Joan Leotta, of Calabash, NC, plays with words on page and stage. In addition to her ten published books, her varied writings have appeared or are forthcoming, in Ekphrastic Review, Pinesong,, Brass Bell, Verse Visual, anti-heroin chic, Silver Birch, Ovunquesiamo, Verse Virtual, Poetry in Plain Sight, and others. She is a 2021 Pushcart nominee and  received Best of Micro Fiction in 2021. In early  2022, she was named a runner up in the Frost Foundation Poetry Competition. Her chapbook, Feathers to Stone , which includes the poem, Sycamore Roots, is scheduled for publication at the end of 2022 from Main Street Rag. She performs tales featuring food, family, nature, and strong women. 

New Poetry by Chris Wood










For Better or Worse

I fight for the covers all night.
He tosses and turns, twists 
the electric blanket around his body,
unplugs it and freezes me out.

His moans, cries to the Lord 
break my heart. I lay my hands
on him, plead with God, asking
for relief. The dogs circle
and pace the bed, keep vigil
as he writhes in pain, whimpers.

Sleep eludes him, wakes me 
at midnight. At one. At two.
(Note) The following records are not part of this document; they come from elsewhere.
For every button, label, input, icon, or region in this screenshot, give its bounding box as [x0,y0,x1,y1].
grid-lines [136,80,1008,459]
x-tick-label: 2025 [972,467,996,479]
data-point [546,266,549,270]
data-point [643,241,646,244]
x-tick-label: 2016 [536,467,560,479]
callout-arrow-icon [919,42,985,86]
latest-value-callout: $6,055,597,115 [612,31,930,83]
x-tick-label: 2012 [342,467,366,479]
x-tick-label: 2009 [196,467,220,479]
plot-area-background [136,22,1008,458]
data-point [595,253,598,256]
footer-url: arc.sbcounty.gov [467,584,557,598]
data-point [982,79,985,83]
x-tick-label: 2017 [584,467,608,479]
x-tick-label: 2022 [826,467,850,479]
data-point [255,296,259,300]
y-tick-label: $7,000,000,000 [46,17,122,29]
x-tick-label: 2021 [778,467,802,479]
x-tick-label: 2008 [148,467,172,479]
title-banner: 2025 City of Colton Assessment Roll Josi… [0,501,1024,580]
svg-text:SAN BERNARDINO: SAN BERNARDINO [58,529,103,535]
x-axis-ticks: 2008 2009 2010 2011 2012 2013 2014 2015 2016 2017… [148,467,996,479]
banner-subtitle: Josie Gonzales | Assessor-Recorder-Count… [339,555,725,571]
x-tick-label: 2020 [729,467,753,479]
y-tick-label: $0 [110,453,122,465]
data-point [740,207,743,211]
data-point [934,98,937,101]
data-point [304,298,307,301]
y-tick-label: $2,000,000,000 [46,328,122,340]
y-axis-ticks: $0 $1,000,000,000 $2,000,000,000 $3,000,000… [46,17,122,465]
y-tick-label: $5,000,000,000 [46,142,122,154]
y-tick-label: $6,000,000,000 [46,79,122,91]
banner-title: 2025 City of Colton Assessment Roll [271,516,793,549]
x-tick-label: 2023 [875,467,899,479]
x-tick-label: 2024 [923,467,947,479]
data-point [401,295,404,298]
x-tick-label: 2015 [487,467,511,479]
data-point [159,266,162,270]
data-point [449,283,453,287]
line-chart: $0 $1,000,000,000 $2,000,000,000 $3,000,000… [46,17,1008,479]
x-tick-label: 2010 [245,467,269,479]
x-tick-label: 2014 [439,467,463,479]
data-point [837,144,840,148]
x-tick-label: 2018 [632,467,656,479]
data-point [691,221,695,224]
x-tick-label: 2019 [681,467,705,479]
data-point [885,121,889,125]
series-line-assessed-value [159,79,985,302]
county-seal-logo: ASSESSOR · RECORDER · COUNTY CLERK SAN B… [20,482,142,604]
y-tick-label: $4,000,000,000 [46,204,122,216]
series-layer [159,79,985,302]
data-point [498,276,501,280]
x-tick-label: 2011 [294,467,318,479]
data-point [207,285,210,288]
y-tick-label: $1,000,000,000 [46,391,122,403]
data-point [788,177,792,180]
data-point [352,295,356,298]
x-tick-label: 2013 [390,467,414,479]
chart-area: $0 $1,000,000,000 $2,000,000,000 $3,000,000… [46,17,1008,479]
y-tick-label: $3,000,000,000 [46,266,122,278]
At three, 
I follow the pups to the back door, 
let them escape the misery he suffers.

Morning light bathes his body, naked.
I lay mine against his, willing 
my good health into him. I want
to take his pain, carry it for him
and release it into yesterday. 


- © Chris Wood 2022


Chris Wood resides in Tennessee with her husband and several fur babies. She works as a lease maintenance manager for a real estate management company, and is a member of the Chattanooga Writers' Guild, where she currently serves as their treasurer. Her work has appeared in several journals and publications, including Poetry Quarterly, Haiku Journal, and Quill and Parchment.